4. Using ConfigParser

Now that we have the conversion functions, we can use ConfigParser to store and retrieve the string representations of arrays and matrices:

import configparser

# Initialize ConfigParser
config = configparser.ConfigParser()

# Some test data
center = np.array([1.1, 2.2, 3.3])
trans_matrix = np.matrix([[1, 2], [3, 4]])

# Writing to the config file
config['calibration'] = {}
config.set('calibration', 'center', array2string(center))
config.set('calibration', 'trans_matrix', matrix2string(trans_matrix))

# Save to a file (optional)
with open('config.ini', 'w') as configfile:
    config.write(configfile)

# Reading back from the config file
config.read('config.ini')

# Retrieve and convert back to numpy objects
center_from_config = string2array(config.get('calibration', 'center'))
trans_matrix_from_config = string2matrix(config.get('calibration', 'trans_matrix'))

# Verifying
print(center_from_config)
print(trans_matrix_from_config)

5. Explanation of Code:

  • array2string and matrix2string: These functions convert NumPy arrays and matrices into strings using numpy.array2string(). The newlines are replaced with spaces to make the data easier to read and write as a single line.

  • string2array and string2matrix: These functions convert a string back into a NumPy array or matrix. We use np.fromstring() to parse the comma-separated string back into an array and then reshape it if necessary. For matrices, we assume that the matrix is square and compute the size based on the total number of elements.

  • ConfigParser usage: We store the string representations of arrays and matrices in the config file using config.set(), and retrieve them with config.get(). Then, we use string2array and string2matrix to convert the strings back into NumPy objects.

6. Further Enhancements:

  1. For 2D or higher-dimensional matrices: If your matrices are not square, you may need to adjust the reshaping logic in string2matrix to handle arbitrary dimensions. For example, you could store the shape of the matrix in the config file and reshape accordingly.

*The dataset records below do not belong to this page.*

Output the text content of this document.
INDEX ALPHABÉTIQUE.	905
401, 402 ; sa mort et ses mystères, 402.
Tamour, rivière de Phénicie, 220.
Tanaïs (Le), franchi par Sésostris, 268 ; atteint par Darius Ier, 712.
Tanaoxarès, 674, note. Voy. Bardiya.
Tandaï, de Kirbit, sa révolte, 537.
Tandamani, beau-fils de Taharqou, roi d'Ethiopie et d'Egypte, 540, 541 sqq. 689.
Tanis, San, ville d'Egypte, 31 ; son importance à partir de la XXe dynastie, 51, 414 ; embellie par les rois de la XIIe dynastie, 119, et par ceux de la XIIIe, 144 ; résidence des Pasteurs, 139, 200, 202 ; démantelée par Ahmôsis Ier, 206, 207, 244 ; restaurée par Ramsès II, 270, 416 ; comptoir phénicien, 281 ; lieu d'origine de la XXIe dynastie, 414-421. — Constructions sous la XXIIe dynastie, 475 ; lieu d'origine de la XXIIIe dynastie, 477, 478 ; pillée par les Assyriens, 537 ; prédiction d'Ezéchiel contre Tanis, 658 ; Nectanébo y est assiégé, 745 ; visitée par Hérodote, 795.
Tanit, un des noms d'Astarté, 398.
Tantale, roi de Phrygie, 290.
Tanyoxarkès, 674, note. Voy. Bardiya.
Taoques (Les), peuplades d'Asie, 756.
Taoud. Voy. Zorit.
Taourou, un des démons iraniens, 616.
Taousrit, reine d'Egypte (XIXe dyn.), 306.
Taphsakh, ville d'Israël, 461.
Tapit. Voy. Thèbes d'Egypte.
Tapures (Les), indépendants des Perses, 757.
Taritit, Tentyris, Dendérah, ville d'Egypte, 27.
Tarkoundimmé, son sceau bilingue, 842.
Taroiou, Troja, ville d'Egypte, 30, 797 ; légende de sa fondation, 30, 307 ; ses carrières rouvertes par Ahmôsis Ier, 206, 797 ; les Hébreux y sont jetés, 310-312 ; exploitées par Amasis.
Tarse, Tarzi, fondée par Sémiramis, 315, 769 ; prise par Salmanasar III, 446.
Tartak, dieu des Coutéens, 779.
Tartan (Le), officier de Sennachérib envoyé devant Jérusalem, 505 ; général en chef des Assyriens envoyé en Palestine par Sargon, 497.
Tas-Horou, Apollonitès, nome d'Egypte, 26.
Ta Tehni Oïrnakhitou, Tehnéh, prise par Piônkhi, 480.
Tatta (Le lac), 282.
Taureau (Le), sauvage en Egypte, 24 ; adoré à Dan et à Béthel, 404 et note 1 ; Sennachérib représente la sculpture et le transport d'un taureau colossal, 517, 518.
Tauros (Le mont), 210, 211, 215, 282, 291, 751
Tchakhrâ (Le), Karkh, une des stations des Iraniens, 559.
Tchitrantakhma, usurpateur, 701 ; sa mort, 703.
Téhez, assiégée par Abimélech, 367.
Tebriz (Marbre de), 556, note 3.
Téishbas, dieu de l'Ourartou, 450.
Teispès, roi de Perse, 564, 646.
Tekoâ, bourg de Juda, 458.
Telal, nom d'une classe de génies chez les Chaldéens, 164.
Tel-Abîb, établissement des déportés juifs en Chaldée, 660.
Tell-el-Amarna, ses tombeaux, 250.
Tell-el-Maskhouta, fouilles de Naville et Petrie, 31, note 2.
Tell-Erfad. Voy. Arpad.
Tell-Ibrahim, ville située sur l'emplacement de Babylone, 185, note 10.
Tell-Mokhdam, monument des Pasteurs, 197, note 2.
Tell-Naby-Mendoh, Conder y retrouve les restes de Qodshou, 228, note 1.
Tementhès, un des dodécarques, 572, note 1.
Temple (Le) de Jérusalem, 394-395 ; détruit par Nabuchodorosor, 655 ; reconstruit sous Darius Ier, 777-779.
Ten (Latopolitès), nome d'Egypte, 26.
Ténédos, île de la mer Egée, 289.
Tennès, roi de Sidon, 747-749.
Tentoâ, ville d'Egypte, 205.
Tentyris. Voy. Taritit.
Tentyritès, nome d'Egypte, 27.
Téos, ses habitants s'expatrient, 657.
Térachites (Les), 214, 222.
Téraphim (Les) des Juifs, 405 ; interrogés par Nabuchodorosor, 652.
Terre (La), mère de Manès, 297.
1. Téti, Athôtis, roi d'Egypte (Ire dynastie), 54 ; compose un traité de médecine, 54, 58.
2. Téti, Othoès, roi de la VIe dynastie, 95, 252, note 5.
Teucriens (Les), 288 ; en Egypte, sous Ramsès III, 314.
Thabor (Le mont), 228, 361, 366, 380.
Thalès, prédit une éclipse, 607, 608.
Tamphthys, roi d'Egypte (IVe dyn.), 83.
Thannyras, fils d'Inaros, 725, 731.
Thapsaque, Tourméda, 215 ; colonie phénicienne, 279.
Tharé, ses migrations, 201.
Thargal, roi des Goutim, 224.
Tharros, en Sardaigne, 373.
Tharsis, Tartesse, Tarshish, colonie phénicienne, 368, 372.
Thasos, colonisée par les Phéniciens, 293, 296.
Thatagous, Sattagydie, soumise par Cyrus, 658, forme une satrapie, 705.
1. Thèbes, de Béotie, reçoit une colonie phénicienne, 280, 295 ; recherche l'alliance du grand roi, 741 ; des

  2. Error Handling: You may want to add error handling, especially when converting from a string back to an array or matrix, to ensure the format is correct.

  3. Using JSON: If the data is more complex, you might consider using a JSON format (with json.dumps()/json.loads()) instead of plain text. JSON would allow you to store NumPy objects as lists, making it more readable and easier to handle complex objects.


Example Output:

Assuming you have the following data:

center = np.array([1.1, 2.2, 3.3])
trans_matrix = np.matrix([[1, 2], [3, 4]])

Your config.ini would look like this after running the script:

[calibration]
center = [1.1, 2.2, 3.3]
trans_matrix = [[1, 2], [3, 4]]

When you read it back, you'll retrieve the NumPy objects:

center_from_config = np.array([1.1, 2.2, 3.3])
trans_matrix_from_config = np.matrix([[1, 2], [3, 4]])

Conclusion

This method allows you to easily store and retrieve NumPy arrays and matrices in plain text format using ConfigParser. You can adapt this approach to work with higher-dimensional arrays or more complex objects if needed.